JAKARTA, CNN Indonesia — Aktor Ammar Zoni divonis hukuman penjara selama tujuh tahun oleh Pengadilan Negeri Jakarta Pusat terkait kasus dugaan peredaran narkoba. Vonis ini dibacakan pada Kamis, 23 April 2026, oleh majelis hakim yang diketuai oleh Dwi Elyarahma Sulistiyowati.
Majelis hakim menyatakan Ammar, yang memiliki nama lengkap Muhammad Ammar Akbar, terbukti secara sah dan meyakinkan bersalah melakukan tindak pidana narkotika. “Menjatuhkan pidana kepada terdakwa Muhammad Ammar Akbar dengan pidana penjara selama 7 tahun,” ujar Hakim Dwi saat membacakan amar putusan.
Selain pidana penjara, Ammar juga dikenakan denda sebesar Rp 1 miliar. Apabila denda tersebut tidak dibayarkan, maka ia akan menjalani subsider selama 190 hari kurungan.
Dalam putusannya, hakim menyatakan Ammar melanggar Pasal 114 Ayat (2) juncto Pasal 132 Ayat (1) Undang-Undang Nomor 35 Tahun 2009 tentang Narkotika. Pasal ini mengatur mengenai penyalahgunaan narkotika golongan I bagi diri sendiri atau menjadi perantara dalam jual beli, serta permufakatan jahat.
Menanggapi vonis tersebut, Ammar Zoni menyatakan masih akan mempertimbangkan langkah hukum selanjutnya. “Pikir-pikir, Yang Mulia,” ucap Ammar di ruang sidang, menandakan dirinya belum mengambil keputusan untuk mengajukan banding.
Sesuai aturan, Ammar memiliki waktu tujuh hari sejak putusan dibacakan untuk mengajukan banding jika ia memilih untuk menolak vonis tersebut.
Sebelumnya, Ammar Zoni didakwa terkait kasus dugaan penjualan narkotika jenis sabu di dalam Rumah Tahanan (Rutan) Salemba, Jakarta Pusat. Ia disebut menerima pasokan sabu dari seseorang bernama Andre, kemudian mendistribusikannya di lingkungan rutan.
Kasus ini melibatkan lima terdakwa lainnya selain Ammar Zoni, yaitu Asep bin Sarikin, Ardian Prasetyo bin Arie Ardih, Andi Muallim alias Koh Andi, Ade Candra Maulana, dan Muhammad Rivaldi. Kelima terdakwa tersebut juga menghadapi tuntutan pidana terkait kasus yang sama.

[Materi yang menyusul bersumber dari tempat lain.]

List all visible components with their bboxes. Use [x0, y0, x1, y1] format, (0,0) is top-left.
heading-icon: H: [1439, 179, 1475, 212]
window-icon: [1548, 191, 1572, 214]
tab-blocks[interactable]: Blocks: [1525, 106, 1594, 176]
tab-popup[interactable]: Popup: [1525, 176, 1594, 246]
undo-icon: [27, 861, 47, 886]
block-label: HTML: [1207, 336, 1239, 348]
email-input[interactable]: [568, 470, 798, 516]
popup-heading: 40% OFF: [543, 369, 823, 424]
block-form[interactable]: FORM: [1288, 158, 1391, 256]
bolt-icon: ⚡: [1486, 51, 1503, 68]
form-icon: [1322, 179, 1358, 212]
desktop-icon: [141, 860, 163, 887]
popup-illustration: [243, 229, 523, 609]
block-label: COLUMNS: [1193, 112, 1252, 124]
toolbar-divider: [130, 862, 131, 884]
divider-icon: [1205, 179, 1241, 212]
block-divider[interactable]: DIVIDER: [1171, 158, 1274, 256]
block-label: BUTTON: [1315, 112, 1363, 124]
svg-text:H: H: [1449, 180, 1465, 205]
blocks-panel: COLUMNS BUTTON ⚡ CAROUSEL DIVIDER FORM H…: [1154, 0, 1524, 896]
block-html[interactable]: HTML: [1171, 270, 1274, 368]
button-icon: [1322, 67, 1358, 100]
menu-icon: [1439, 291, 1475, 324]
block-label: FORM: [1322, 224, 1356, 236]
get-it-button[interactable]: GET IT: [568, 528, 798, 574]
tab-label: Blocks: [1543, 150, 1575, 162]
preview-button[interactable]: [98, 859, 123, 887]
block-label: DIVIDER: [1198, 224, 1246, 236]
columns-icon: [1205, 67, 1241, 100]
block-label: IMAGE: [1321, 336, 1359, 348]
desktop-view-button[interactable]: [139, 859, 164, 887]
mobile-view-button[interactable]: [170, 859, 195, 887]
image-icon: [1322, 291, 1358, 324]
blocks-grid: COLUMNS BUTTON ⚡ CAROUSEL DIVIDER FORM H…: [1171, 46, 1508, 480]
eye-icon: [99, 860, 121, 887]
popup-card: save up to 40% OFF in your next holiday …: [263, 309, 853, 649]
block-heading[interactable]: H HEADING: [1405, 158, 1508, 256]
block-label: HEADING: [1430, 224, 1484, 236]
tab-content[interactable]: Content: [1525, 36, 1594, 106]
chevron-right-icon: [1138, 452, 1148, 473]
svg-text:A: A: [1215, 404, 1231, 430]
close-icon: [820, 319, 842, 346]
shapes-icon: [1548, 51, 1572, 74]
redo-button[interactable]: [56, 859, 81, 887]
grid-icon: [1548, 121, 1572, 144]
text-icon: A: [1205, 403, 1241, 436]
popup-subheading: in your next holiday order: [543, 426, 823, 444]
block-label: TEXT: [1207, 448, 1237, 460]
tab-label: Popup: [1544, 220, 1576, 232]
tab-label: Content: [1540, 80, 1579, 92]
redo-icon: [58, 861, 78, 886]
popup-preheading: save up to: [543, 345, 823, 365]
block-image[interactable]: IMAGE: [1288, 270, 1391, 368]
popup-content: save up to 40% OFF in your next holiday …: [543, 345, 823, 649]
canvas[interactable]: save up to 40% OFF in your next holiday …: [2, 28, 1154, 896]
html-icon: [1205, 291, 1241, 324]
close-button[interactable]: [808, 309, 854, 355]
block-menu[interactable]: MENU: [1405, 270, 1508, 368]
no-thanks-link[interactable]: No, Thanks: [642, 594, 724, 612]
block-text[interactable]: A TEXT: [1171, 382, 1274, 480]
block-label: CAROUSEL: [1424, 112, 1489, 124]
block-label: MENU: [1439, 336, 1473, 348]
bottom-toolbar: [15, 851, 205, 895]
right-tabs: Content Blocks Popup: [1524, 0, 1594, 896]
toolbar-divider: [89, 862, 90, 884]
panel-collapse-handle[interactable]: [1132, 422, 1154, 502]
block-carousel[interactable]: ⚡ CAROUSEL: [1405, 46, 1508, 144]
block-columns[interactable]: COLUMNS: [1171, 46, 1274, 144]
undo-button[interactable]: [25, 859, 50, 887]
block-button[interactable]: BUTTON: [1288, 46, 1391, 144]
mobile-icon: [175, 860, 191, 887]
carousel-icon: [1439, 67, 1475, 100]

Jaksa Penuntut Umum (JPU) sebelumnya telah menuntut mantan suami Irish Bella ini dengan hukuman yang lebih berat, yakni sembilan tahun penjara dan denda sebesar Rp 500 juta. Tuntutan JPU ini lebih tinggi dibandingkan vonis yang dijatuhkan majelis hakim.